In serious sprains of the medial collateral ligament (rupture), ligament healing is impossible and surgery is needed [5, 6], as the proximal extremity of the ligament passes over the adductor’s expansion toward the extensor pollicis longus, making the healing impossible: it’s the Stener effect (Fig. 6.4).

Fig. 6.4

Physiological explanation of the Stener effect

Even if it’s rarer, the same phenomenon can be observed radially, with the expansion of the external thenar muscles.
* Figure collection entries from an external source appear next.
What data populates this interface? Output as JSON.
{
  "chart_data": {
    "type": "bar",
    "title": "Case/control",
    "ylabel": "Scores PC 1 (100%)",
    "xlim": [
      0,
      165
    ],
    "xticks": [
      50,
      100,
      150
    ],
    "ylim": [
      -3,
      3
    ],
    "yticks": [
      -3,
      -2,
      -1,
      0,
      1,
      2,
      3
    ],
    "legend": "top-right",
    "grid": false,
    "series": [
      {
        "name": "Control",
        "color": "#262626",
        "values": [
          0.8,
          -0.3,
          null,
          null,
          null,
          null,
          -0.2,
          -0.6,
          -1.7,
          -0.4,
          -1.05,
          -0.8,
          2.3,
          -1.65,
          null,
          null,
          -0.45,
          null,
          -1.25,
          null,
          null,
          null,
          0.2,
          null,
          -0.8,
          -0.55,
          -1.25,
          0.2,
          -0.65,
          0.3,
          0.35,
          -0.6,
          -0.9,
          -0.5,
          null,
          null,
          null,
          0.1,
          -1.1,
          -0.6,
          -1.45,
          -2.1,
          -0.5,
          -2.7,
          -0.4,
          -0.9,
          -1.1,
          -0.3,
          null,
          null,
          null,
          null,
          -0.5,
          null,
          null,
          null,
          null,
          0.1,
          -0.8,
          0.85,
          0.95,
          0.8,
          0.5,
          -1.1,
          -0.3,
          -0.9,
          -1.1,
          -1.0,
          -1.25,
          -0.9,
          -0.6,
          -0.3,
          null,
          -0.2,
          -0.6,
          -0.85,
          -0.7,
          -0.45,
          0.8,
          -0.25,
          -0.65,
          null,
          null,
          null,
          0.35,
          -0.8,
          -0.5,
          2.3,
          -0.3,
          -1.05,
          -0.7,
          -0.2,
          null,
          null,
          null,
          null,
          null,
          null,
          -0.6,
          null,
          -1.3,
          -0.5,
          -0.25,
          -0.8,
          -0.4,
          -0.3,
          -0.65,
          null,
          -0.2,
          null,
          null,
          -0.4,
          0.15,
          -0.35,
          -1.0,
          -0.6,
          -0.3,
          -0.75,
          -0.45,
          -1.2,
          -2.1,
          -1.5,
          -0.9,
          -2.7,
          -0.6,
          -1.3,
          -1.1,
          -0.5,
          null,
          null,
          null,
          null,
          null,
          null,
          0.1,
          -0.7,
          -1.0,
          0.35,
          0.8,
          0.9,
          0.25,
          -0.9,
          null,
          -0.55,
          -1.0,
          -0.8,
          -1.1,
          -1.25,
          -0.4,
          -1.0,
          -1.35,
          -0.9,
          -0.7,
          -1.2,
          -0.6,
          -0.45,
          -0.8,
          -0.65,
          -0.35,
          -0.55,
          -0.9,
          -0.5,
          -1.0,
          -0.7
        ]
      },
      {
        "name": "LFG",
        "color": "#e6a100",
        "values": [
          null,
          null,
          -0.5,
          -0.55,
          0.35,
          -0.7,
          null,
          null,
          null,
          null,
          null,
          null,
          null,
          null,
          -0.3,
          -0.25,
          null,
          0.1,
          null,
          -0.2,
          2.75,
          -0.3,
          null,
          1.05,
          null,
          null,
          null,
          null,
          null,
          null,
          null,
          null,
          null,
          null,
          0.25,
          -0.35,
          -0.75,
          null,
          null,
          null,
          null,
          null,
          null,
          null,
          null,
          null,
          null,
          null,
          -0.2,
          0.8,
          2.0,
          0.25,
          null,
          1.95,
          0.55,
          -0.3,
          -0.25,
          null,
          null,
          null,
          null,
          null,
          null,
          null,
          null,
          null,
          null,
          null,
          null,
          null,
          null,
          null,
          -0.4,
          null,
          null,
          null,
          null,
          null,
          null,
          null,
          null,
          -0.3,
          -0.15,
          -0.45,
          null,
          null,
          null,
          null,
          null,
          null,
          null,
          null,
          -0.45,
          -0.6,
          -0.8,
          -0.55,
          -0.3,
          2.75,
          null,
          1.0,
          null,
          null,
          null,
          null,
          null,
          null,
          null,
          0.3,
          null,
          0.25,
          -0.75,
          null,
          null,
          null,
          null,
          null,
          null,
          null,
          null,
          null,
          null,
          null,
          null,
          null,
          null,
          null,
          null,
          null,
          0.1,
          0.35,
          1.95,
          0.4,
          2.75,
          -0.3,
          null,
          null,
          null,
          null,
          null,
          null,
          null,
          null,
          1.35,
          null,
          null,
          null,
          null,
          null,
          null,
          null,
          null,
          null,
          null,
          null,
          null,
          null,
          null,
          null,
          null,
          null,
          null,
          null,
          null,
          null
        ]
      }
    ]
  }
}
The varus deformity in the injuries of the radial collateral ligament is more spectacular than the valgus deformity in the injuries of the ulnar collateral ligament [7], due to the longitudinal orientation of the external thenar muscles and the transversal orientation of the adductor pollicis, which will have an important tendency to lead to varus in case of an injury of the radial collateral ligament (Fig. 6.5).

Fig. 6.5

The varus deformity in case of an injury of the radial collateral ligament is important because the adductor pollicis is transversal to the osseous lever, unlike the external sesamoid muscles

6.3 Clinical and Paraclinical Signs

6.3.1 Clinical Signs

Other than the usual signs of a damaged ligament (pain when palpating and when putting it in tension, swelling, sensation of instability), we have to be careful to some specific clinical signs that allow suspecting a serious sprain with a Stener effect:

Hematoma on the dorsal part of the interphalangeal joint (pathognomonic)
Valgus 30 % superior to the contralateral side and metacarpophalangeal joint flexed to 30° (specific test of the metacarpophalangeal fascicle) (Fig. 6.6) [7]

Fig. 6.6

Clinical signs leading to suspecting a Stener effect; hematoma on the dorsal side of the interphalangeal (left) and valgus 30 % superior to the contralateral side (right)

6.3.2 Paraclinical Signs

The bilateral test in valgus, under a radiological control, allows obtaining a better appreciation of the angular value than the simple clinical test.

The presence of a bone fragment at the level of the phalangeal insertion means there is a rupture of the ligament, with a Stener effect.

6.4 Therapeutic Process and Surgical Treatment [5, 6, 8, 9]

In the case of a benign sprain (ligamentous distension without important slackness or osseous avulsion), we suggest an immobilization of the metacarpophalangeal joint in a functional position (without any varus/valgus component), leaving the wrist and the interphalangeal joint free.

The Orthosis is realized in a thin plastic (1.6 mm) and kept for 3–4 weeks to allow ligamentous healing.

In the case of a serious sprain with a Stener effect (important slackness with or without osseous avulsion), the treatment is surgical.

It consists in reinserting the ligament at the level of the first phalanx, with an intraosseous anchor, in order to regain good stability of the metacarpophalangeal (Fig. 6.7).

Fig. 6.7

Intraosseous anchor of the ligament in case of a serious sprain with Stener effect

A postoperative Orthosis is realized with the same criteria as the one made for benign sprains. It’s kept for 4 weeks.

6.5 Rehabilitation and Orthosis

The metacarpophalangeal joint of the thumb is a stabilizing joint. The aim of the rehabilitation is to improve active stability of the joint, particularly the muscles protecting the damaged ligament. The techniques to gain amplitude will be used very carefully during the healing period, in order not to weaken the passive stabilization structures.

In case of surgery, ultrasounds mustn’t be used if a metallic intraosseous anchor has been used.